Martin Gayford

Valuable reassessment of British art: Barbican’s Postwar Modern reviewed

This show succeeds in revealing numerous half-forgotten movements – and contains some out-and-out masterpieces

‘Big Bird’, 1965, by Frank Bowling. Credit: © Frank Bowling. All Rights Reserved, DACS 2021, photograph courtesy of the Victoria Gallery & Museum, University of Liverpool 
issue 19 March 2022

Notoriously, the past is another country: what’s more, it’s a terrain for which the guidebooks need constantly to be rewritten. That’s one attraction of the new exhibition Postwar Modern at the Barbican. It’s a survey of what might seem all-too-familiar territory: British art in the two decades that followed VE day. Yet it succeeds in revealing numerous half-forgotten or undervalued movements and people, the good, the bad and – most intriguingly – candidates for reassessment.

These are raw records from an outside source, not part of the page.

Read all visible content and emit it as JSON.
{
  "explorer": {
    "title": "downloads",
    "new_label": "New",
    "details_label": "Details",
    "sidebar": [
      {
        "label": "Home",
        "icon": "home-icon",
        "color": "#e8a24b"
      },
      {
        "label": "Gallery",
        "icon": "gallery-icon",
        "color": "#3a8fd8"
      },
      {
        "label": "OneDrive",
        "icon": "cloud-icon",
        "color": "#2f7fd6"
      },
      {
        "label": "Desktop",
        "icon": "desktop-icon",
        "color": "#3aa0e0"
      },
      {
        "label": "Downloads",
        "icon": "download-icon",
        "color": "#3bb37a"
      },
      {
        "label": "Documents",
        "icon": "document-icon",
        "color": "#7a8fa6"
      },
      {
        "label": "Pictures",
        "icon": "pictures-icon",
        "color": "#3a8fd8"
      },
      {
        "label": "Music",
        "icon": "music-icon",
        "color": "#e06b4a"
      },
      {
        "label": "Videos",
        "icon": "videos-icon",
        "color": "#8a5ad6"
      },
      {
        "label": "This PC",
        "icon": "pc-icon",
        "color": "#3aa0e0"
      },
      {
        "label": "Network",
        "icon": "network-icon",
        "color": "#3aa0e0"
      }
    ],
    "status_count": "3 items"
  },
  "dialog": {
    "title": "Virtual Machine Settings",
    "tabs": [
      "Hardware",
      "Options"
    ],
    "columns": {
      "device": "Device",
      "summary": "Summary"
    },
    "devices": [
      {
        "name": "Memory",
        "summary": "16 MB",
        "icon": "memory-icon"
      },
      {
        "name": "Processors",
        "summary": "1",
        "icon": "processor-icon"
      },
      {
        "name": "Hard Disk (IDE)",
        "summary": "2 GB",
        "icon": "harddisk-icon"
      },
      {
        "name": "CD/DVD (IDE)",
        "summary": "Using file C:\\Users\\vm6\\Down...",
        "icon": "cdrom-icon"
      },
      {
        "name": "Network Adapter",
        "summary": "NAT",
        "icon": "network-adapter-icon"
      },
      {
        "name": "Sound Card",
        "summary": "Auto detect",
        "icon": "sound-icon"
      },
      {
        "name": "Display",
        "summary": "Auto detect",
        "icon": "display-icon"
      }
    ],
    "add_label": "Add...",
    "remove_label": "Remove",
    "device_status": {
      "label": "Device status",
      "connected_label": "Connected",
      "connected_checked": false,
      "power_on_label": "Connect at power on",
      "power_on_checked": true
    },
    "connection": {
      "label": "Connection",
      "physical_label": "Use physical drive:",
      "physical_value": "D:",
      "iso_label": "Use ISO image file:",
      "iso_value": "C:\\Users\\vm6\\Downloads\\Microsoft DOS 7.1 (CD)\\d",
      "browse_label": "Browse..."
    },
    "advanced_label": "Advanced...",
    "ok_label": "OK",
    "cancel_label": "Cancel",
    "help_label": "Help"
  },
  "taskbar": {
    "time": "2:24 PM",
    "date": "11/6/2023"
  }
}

The decades that followed the second world war were marked by dreary austerity, perhaps explaining the tendency for the art to be coloured oatmeal, beige, grey and brown. But this was also a time of dawning hope, increasing prosperity and growing optimism. One of the out-and-out masterpieces on display, Leon Kossoff’s ‘Willesden Junction, Early Morning’ (1962), manages to embody both these contradictory moods.

It is executed in shades of sludge, while the subject – a snaking tangle of railway lines under overcast sky – is the reverse of picturesque.